Sicuramente con un letto così largo la tragedia forse si sarebbe potuta evitare. Negli anni quaranta vi fu un’altra inondazione e allora non vi furono i danni che ci sono stati stavolta. E anche allora l’onda portò via baracche costruite sul letto oramai secco del fiume il cui livello raggiunse i vecchi argini.

Come vede il futuro della zona?
Qui il territorio non è ancora in sicurezza. Fra tre mesi è di nuovo ottobre e da queste parti ritornano le forti piogge e il rischio frane continua ad essere alto.

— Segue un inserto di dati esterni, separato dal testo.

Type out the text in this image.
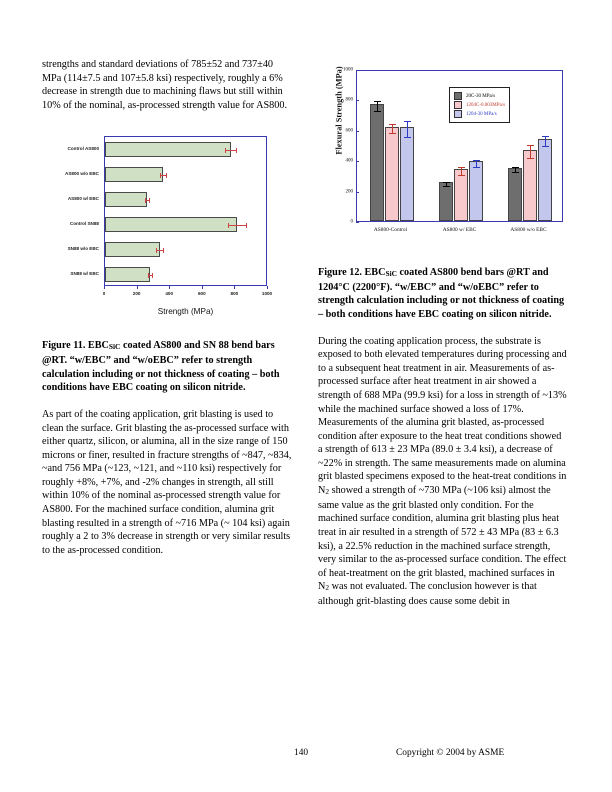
strengths and standard deviations of 785±52 and 737±40 MPa (114±7.5 and 107±5.8 ksi) respectively, roughly a 6% decrease in strength due to machining flaws but still within 10% of the nominal, as-processed strength value for AS800.

Control AS800
AS800 w/o EBC
AS800 w/ EBC
Control SN88
SN88 w/o EBC
SN88 w/ EBC
0	200	400	600	800	1000
Strength (MPa)

Figure 11. EBCSiC coated AS800 and SN 88 bend bars @RT. “w/EBC” and “w/oEBC” refer to strength calculation including or not thickness of coating – both conditions have EBC coating on silicon nitride.

As part of the coating application, grit blasting is used to clean the surface. Grit blasting the as-processed surface with either quartz, silicon, or alumina, all in the size range of 150 microns or finer, resulted in fracture strengths of ~847, ~834, ~and 756 MPa (~123, ~121, and ~110 ksi) respectively for roughly +8%, +7%, and -2% changes in strength, all still within 10% of the nominal as-processed strength value for AS800. For the machined surface condition, alumina grit blasting resulted in a strength of ~716 MPa (~ 104 ksi) again roughly a 2 to 3% decrease in strength or very similar results to the as-processed condition.

0
200
400
600
800
1000
Flexural Strength (MPa)
AS800-Control	AS800 w/ EBC	AS800 w/o EBC
20C-30 MPa/s
1204C-0.003MPa/s
1204-30 MPa/s

Figure 12. EBCSiC coated AS800 bend bars @RT and 1204°C (2200°F). “w/EBC” and “w/oEBC” refer to strength calculation including or not thickness of coating – both conditions have EBC coating on silicon nitride.

During the coating application process, the substrate is exposed to both elevated temperatures during processing and to a subsequent heat treatment in air. Measurements of as-processed surface after heat treatment in air showed a strength of 688 MPa (99.9 ksi) for a loss in strength of ~13% while the machined surface showed a loss of 17%. Measurements of the alumina grit blasted, as-processed condition after exposure to the heat treat conditions showed a strength of 613 ± 23 MPa (89.0 ± 3.4 ksi), a decrease of ~22% in strength. The same measurements made on alumina grit blasted specimens exposed to the heat-treat conditions in N2 showed a strength of ~730 MPa (~106 ksi) almost the same value as the grit blasted only condition. For the machined surface condition, alumina grit blasting plus heat treat in air resulted in a strength of 572 ± 43 MPa (83 ± 6.3 ksi), a 22.5% reduction in the machined surface strength, very similar to the as-processed surface condition. The effect of heat-treatment on the grit blasted, machined surfaces in N2 was not evaluated. The conclusion however is that although grit-blasting does cause some debit in

140	Copyright © 2004 by ASME
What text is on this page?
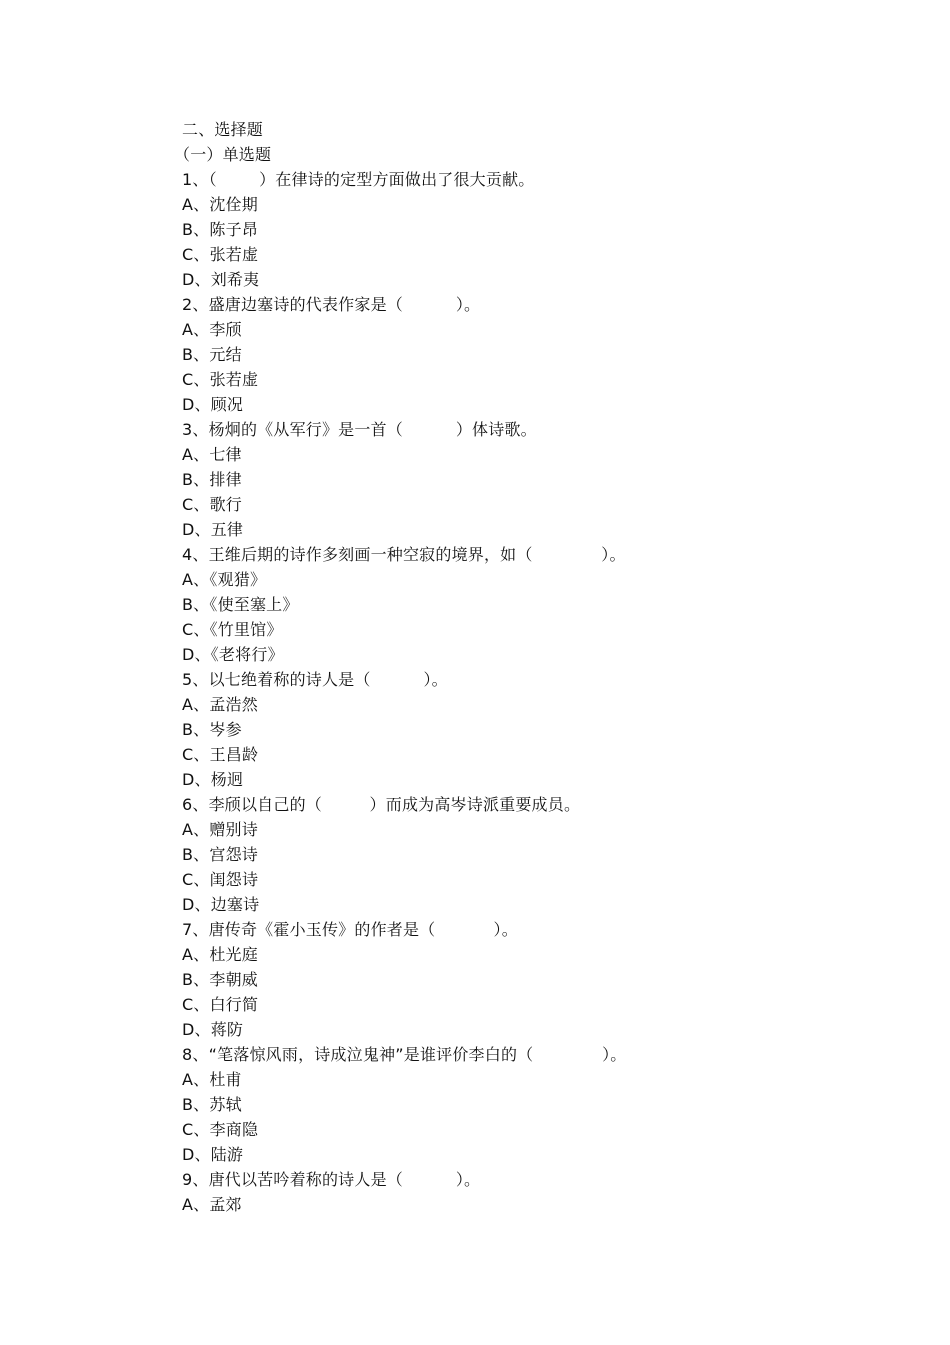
二、选择题
（一）单选题
1、（        ）在律诗的定型方面做出了很大贡献。
A、沈佺期
B、陈子昂
C、张若虚
D、刘希夷
2、盛唐边塞诗的代表作家是（          ）。
A、李颀
B、元结
C、张若虚
D、顾况
3、杨炯的《从军行》是一首（          ）体诗歌。
A、七律
B、排律
C、歌行
D、五律
4、王维后期的诗作多刻画一种空寂的境界，如（             ）。
A、《观猎》
B、《使至塞上》
C、《竹里馆》
D、《老将行》
5、以七绝着称的诗人是（          ）。
A、孟浩然
B、岑参
C、王昌龄
D、杨迥
6、李颀以自己的（         ）而成为高岑诗派重要成员。
A、赠别诗
B、宫怨诗
C、闺怨诗
D、边塞诗
7、唐传奇《霍小玉传》的作者是（           ）。
A、杜光庭
B、李朝威
C、白行简
D、蒋防
8、“笔落惊风雨，诗成泣鬼神”是谁评价李白的（             ）。
A、杜甫
B、苏轼
C、李商隐
D、陆游
9、唐代以苦吟着称的诗人是（          ）。
A、孟郊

Di progetti per la messa in sicurezza del territorio se ne sono fatti tanti, ma se non abbiamo ancora nemmeno i finanziamenti per il ripristino del territorio, quanto può essere probabile e credibile la realizzazione di taluni progetti? Più in generale, in Italia abbiamo, credo, la migliore cultura dell’emergenza e la peggiore cultura della prevenzione.

Si sta pensando a realizzare un luogo della memoria, affinché la tragedia non venga dimenticata?
Vi è l’idea di mettere su un qualcosa che possa non farci dimenticare quello che è accaduto. La storia si ripete quando si dimentica.